Por isso, a Nvidia descreveu o Dynamo 1.0 como o sistema operacional distribuído das fábricas de IA. O software foi desenvolvido para coordenar recursos de GPU e memória em um cluster para cargas de trabalho de IA mais complexas. Em benchmarks da indústria, a Nvidia afirmou que o Dynamo melhorou o desempenho de inferência em GPUs NVIDIA Blackwell em até 7 vezes.
O setor de telecomunicações também estava na lista. A Nvidia e a T-Mobile afirmaram estar trabalhando com a Nokia e um ecossistema crescente de desenvolvedores para levar aplicações de IA física para redes de IA de borda distribuídas.
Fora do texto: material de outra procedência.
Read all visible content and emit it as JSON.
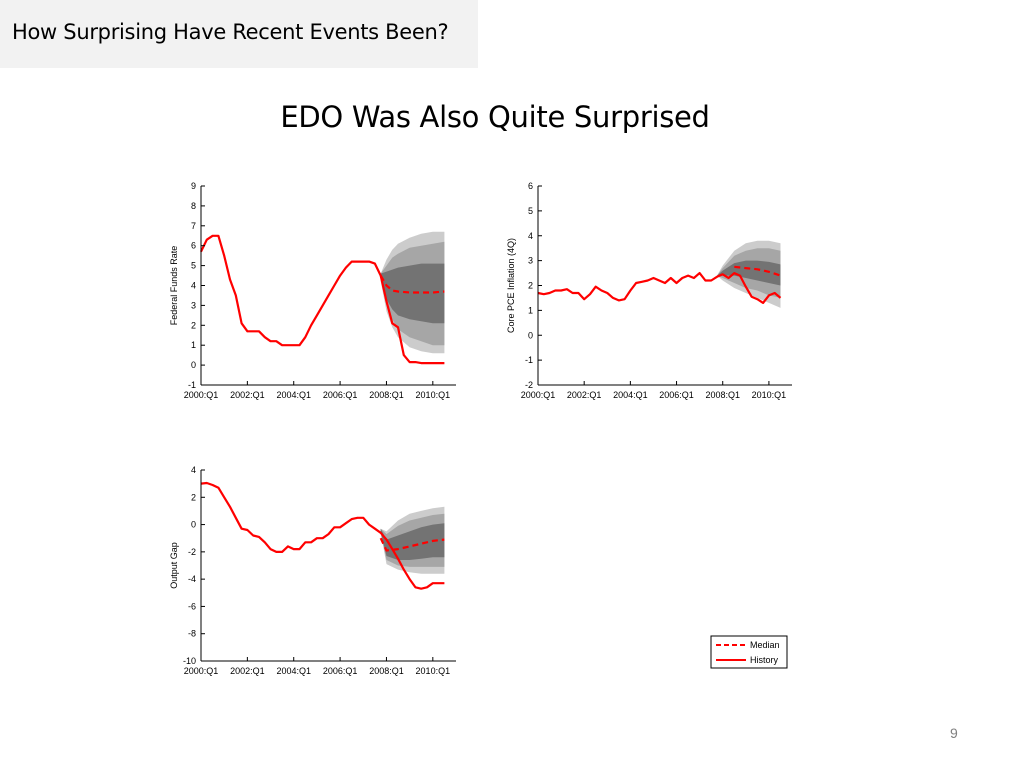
{
  "slide": {
    "header_title": "How Surprising Have Recent Events Been?",
    "title": "EDO Was Also Quite Surprised",
    "page_number": "9"
  },
  "legend": {
    "entries": [
      {
        "label": "Median",
        "style": "dashed",
        "color": "#ff0000"
      },
      {
        "label": "History",
        "style": "solid",
        "color": "#ff0000"
      }
    ]
  },
  "colors": {
    "history": "#ff0000",
    "median": "#ff0000",
    "band_outer": "#cccccc",
    "band_middle": "#a6a6a6",
    "band_inner": "#737373"
  },
  "chart_data": [
    {
      "type": "line",
      "ylabel": "Federal Funds Rate",
      "xlim": [
        2000.0,
        2011.0
      ],
      "ylim": [
        -1,
        9
      ],
      "yticks": [
        "-1",
        "0",
        "1",
        "2",
        "3",
        "4",
        "5",
        "6",
        "7",
        "8",
        "9"
      ],
      "xticks": [
        {
          "label": "2000:Q1",
          "x": 2000.0
        },
        {
          "label": "2002:Q1",
          "x": 2002.0
        },
        {
          "label": "2004:Q1",
          "x": 2004.0
        },
        {
          "label": "2006:Q1",
          "x": 2006.0
        },
        {
          "label": "2008:Q1",
          "x": 2008.0
        },
        {
          "label": "2010:Q1",
          "x": 2010.0
        }
      ],
      "series": [
        {
          "name": "History",
          "x": [
            2000.0,
            2000.25,
            2000.5,
            2000.75,
            2001.0,
            2001.25,
            2001.5,
            2001.75,
            2002.0,
            2002.25,
            2002.5,
            2002.75,
            2003.0,
            2003.25,
            2003.5,
            2003.75,
            2004.0,
            2004.25,
            2004.5,
            2004.75,
            2005.0,
            2005.25,
            2005.5,
            2005.75,
            2006.0,
            2006.25,
            2006.5,
            2006.75,
            2007.0,
            2007.25,
            2007.5,
            2007.75,
            2008.0,
            2008.25,
            2008.5,
            2008.75,
            2009.0,
            2009.25,
            2009.5,
            2009.75,
            2010.0,
            2010.25,
            2010.5
          ],
          "y": [
            5.7,
            6.3,
            6.5,
            6.5,
            5.5,
            4.3,
            3.5,
            2.1,
            1.7,
            1.7,
            1.7,
            1.4,
            1.2,
            1.2,
            1.0,
            1.0,
            1.0,
            1.0,
            1.4,
            2.0,
            2.5,
            3.0,
            3.5,
            4.0,
            4.5,
            4.9,
            5.2,
            5.2,
            5.2,
            5.2,
            5.1,
            4.5,
            3.2,
            2.1,
            1.9,
            0.5,
            0.15,
            0.15,
            0.1,
            0.1,
            0.1,
            0.1,
            0.1
          ]
        },
        {
          "name": "Median",
          "x": [
            2007.75,
            2008.0,
            2008.25,
            2008.5,
            2009.0,
            2009.5,
            2010.0,
            2010.5
          ],
          "y": [
            4.5,
            4.0,
            3.75,
            3.7,
            3.65,
            3.65,
            3.65,
            3.7
          ]
        }
      ],
      "bands": {
        "x": [
          2007.75,
          2008.0,
          2008.25,
          2008.5,
          2009.0,
          2009.5,
          2010.0,
          2010.5
        ],
        "outer_low": [
          4.2,
          2.7,
          1.9,
          1.4,
          0.9,
          0.7,
          0.6,
          0.6
        ],
        "outer_high": [
          4.6,
          5.3,
          5.8,
          6.1,
          6.4,
          6.6,
          6.7,
          6.7
        ],
        "middle_low": [
          4.3,
          3.0,
          2.3,
          1.8,
          1.4,
          1.2,
          1.0,
          1.0
        ],
        "middle_high": [
          4.6,
          5.0,
          5.4,
          5.6,
          5.9,
          6.0,
          6.1,
          6.2
        ],
        "inner_low": [
          4.4,
          3.3,
          2.8,
          2.5,
          2.3,
          2.2,
          2.1,
          2.1
        ],
        "inner_high": [
          4.6,
          4.7,
          4.8,
          4.9,
          5.0,
          5.1,
          5.1,
          5.1
        ]
      }
    },
    {
      "type": "line",
      "ylabel": "Core PCE Inflation (4Q)",
      "xlim": [
        2000.0,
        2011.0
      ],
      "ylim": [
        -2,
        6
      ],
      "yticks": [
        "-2",
        "-1",
        "0",
        "1",
        "2",
        "3",
        "4",
        "5",
        "6"
      ],
      "xticks": [
        {
          "label": "2000:Q1",
          "x": 2000.0
        },
        {
          "label": "2002:Q1",
          "x": 2002.0
        },
        {
          "label": "2004:Q1",
          "x": 2004.0
        },
        {
          "label": "2006:Q1",
          "x": 2006.0
        },
        {
          "label": "2008:Q1",
          "x": 2008.0
        },
        {
          "label": "2010:Q1",
          "x": 2010.0
        }
      ],
      "series": [
        {
          "name": "History",
          "x": [
            2000.0,
            2000.25,
            2000.5,
            2000.75,
            2001.0,
            2001.25,
            2001.5,
            2001.75,
            2002.0,
            2002.25,
            2002.5,
            2002.75,
            2003.0,
            2003.25,
            2003.5,
            2003.75,
            2004.0,
            2004.25,
            2004.5,
            2004.75,
            2005.0,
            2005.25,
            2005.5,
            2005.75,
            2006.0,
            2006.25,
            2006.5,
            2006.75,
            2007.0,
            2007.25,
            2007.5,
            2007.75,
            2008.0,
            2008.25,
            2008.5,
            2008.75,
            2009.0,
            2009.25,
            2009.5,
            2009.75,
            2010.0,
            2010.25,
            2010.5
          ],
          "y": [
            1.7,
            1.65,
            1.7,
            1.8,
            1.8,
            1.85,
            1.7,
            1.7,
            1.45,
            1.65,
            1.95,
            1.8,
            1.7,
            1.5,
            1.4,
            1.45,
            1.8,
            2.1,
            2.15,
            2.2,
            2.3,
            2.2,
            2.1,
            2.3,
            2.1,
            2.3,
            2.4,
            2.3,
            2.5,
            2.2,
            2.2,
            2.35,
            2.45,
            2.3,
            2.5,
            2.4,
            1.95,
            1.55,
            1.45,
            1.3,
            1.6,
            1.7,
            1.5
          ]
        },
        {
          "name": "Median",
          "x": [
            2008.5,
            2009.0,
            2009.5,
            2010.0,
            2010.5
          ],
          "y": [
            2.75,
            2.7,
            2.65,
            2.55,
            2.4
          ]
        }
      ],
      "bands": {
        "x": [
          2007.75,
          2008.0,
          2008.5,
          2009.0,
          2009.5,
          2010.0,
          2010.5
        ],
        "outer_low": [
          2.4,
          2.2,
          1.9,
          1.7,
          1.5,
          1.3,
          1.1
        ],
        "outer_high": [
          2.4,
          2.8,
          3.4,
          3.7,
          3.8,
          3.8,
          3.7
        ],
        "middle_low": [
          2.4,
          2.3,
          2.1,
          1.9,
          1.8,
          1.6,
          1.5
        ],
        "middle_high": [
          2.4,
          2.7,
          3.2,
          3.4,
          3.5,
          3.5,
          3.4
        ],
        "inner_low": [
          2.4,
          2.4,
          2.4,
          2.3,
          2.2,
          2.1,
          2.0
        ],
        "inner_high": [
          2.4,
          2.6,
          2.9,
          3.0,
          3.0,
          2.95,
          2.85
        ]
      }
    },
    {
      "type": "line",
      "ylabel": "Output Gap",
      "xlim": [
        2000.0,
        2011.0
      ],
      "ylim": [
        -10,
        4
      ],
      "yticks": [
        "-10",
        "-8",
        "-6",
        "-4",
        "-2",
        "0",
        "2",
        "4"
      ],
      "xticks": [
        {
          "label": "2000:Q1",
          "x": 2000.0
        },
        {
          "label": "2002:Q1",
          "x": 2002.0
        },
        {
          "label": "2004:Q1",
          "x": 2004.0
        },
        {
          "label": "2006:Q1",
          "x": 2006.0
        },
        {
          "label": "2008:Q1",
          "x": 2008.0
        },
        {
          "label": "2010:Q1",
          "x": 2010.0
        }
      ],
      "series": [
        {
          "name": "History",
          "x": [
            2000.0,
            2000.25,
            2000.5,
            2000.75,
            2001.0,
            2001.25,
            2001.5,
            2001.75,
            2002.0,
            2002.25,
            2002.5,
            2002.75,
            2003.0,
            2003.25,
            2003.5,
            2003.75,
            2004.0,
            2004.25,
            2004.5,
            2004.75,
            2005.0,
            2005.25,
            2005.5,
            2005.75,
            2006.0,
            2006.25,
            2006.5,
            2006.75,
            2007.0,
            2007.25,
            2007.5,
            2007.75,
            2008.0,
            2008.25,
            2008.5,
            2008.75,
            2009.0,
            2009.25,
            2009.5,
            2009.75,
            2010.0,
            2010.25,
            2010.5
          ],
          "y": [
            3.0,
            3.05,
            2.9,
            2.7,
            2.0,
            1.3,
            0.5,
            -0.3,
            -0.4,
            -0.8,
            -0.9,
            -1.3,
            -1.8,
            -2.0,
            -2.0,
            -1.6,
            -1.8,
            -1.8,
            -1.3,
            -1.3,
            -1.0,
            -1.0,
            -0.7,
            -0.2,
            -0.2,
            0.1,
            0.4,
            0.5,
            0.5,
            0.0,
            -0.3,
            -0.6,
            -1.1,
            -1.8,
            -2.5,
            -3.3,
            -4.0,
            -4.6,
            -4.7,
            -4.6,
            -4.3,
            -4.3,
            -4.3
          ]
        },
        {
          "name": "Median",
          "x": [
            2007.75,
            2008.0,
            2008.5,
            2009.0,
            2009.5,
            2010.0,
            2010.5
          ],
          "y": [
            -1.0,
            -1.9,
            -1.8,
            -1.6,
            -1.4,
            -1.2,
            -1.1
          ]
        }
      ],
      "bands": {
        "x": [
          2007.75,
          2008.0,
          2008.5,
          2009.0,
          2009.5,
          2010.0,
          2010.5
        ],
        "outer_low": [
          -0.6,
          -2.9,
          -3.3,
          -3.5,
          -3.6,
          -3.6,
          -3.6
        ],
        "outer_high": [
          -0.3,
          -0.5,
          0.3,
          0.8,
          1.0,
          1.2,
          1.3
        ],
        "middle_low": [
          -0.6,
          -2.6,
          -3.0,
          -3.1,
          -3.1,
          -3.1,
          -3.1
        ],
        "middle_high": [
          -0.3,
          -0.7,
          -0.1,
          0.3,
          0.5,
          0.7,
          0.8
        ],
        "inner_low": [
          -0.6,
          -2.3,
          -2.6,
          -2.6,
          -2.5,
          -2.4,
          -2.4
        ],
        "inner_high": [
          -0.3,
          -1.1,
          -0.8,
          -0.5,
          -0.2,
          0.0,
          0.1
        ]
      }
    }
  ]
}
As empresas afirmaram que a infraestrutura AI-RAN de próxima geração pode transformar as redes sem fio em uma plataforma para computação de IA de ponta distribuída e de alto desempenho.
Eles relacionaram isso a desenvolvedores que criam agentes de IA de visão capazes de compreender o mundo físico em cidades, serviços públicos e locais de trabalho industriais por meio da plataforma NVIDIA Metropolis.
A T-Mobile afirmou ser a primeira nos Estados Unidos a testar a infraestrutura AI-RAN da Nvidia usando o software anyRAN da Nokia. A operadora agora trabalha com parceiros selecionados da Nvidia para IA física, enquanto continua a fornecer conectividade 5G avançada.
A empresa também lançou a CPU NVIDIA Vera, que classificou como o primeiro processador desenvolvido para IA agente e aprendizado por reforço. A Nvidia afirmou que a Vera oferece o dobro da eficiência e opera 50% mais rápido do que as CPUs tradicionais de grande escala.
O chip é baseado na CPU NVIDIA Grace anterior e destina-se a organizações que constroem fábricas de IA para assistentes de programação, agentes empresariais, agentes de consumo e outros serviços de IA em larga escala. A Nvidia afirmou que o Vera oferece o maior desempenho de thread único e largura de banda por núcleo.
As empresas que trabalham com a Nvidia para implementar o Vera incluem os provedores de hiperescala Alibaba, CoreWeave, Meta e Oracle Cloud Infrastructure, juntamente com os fabricantes de sistemas Dell Technologies, HPE, Lenovo, Supermicro e outros.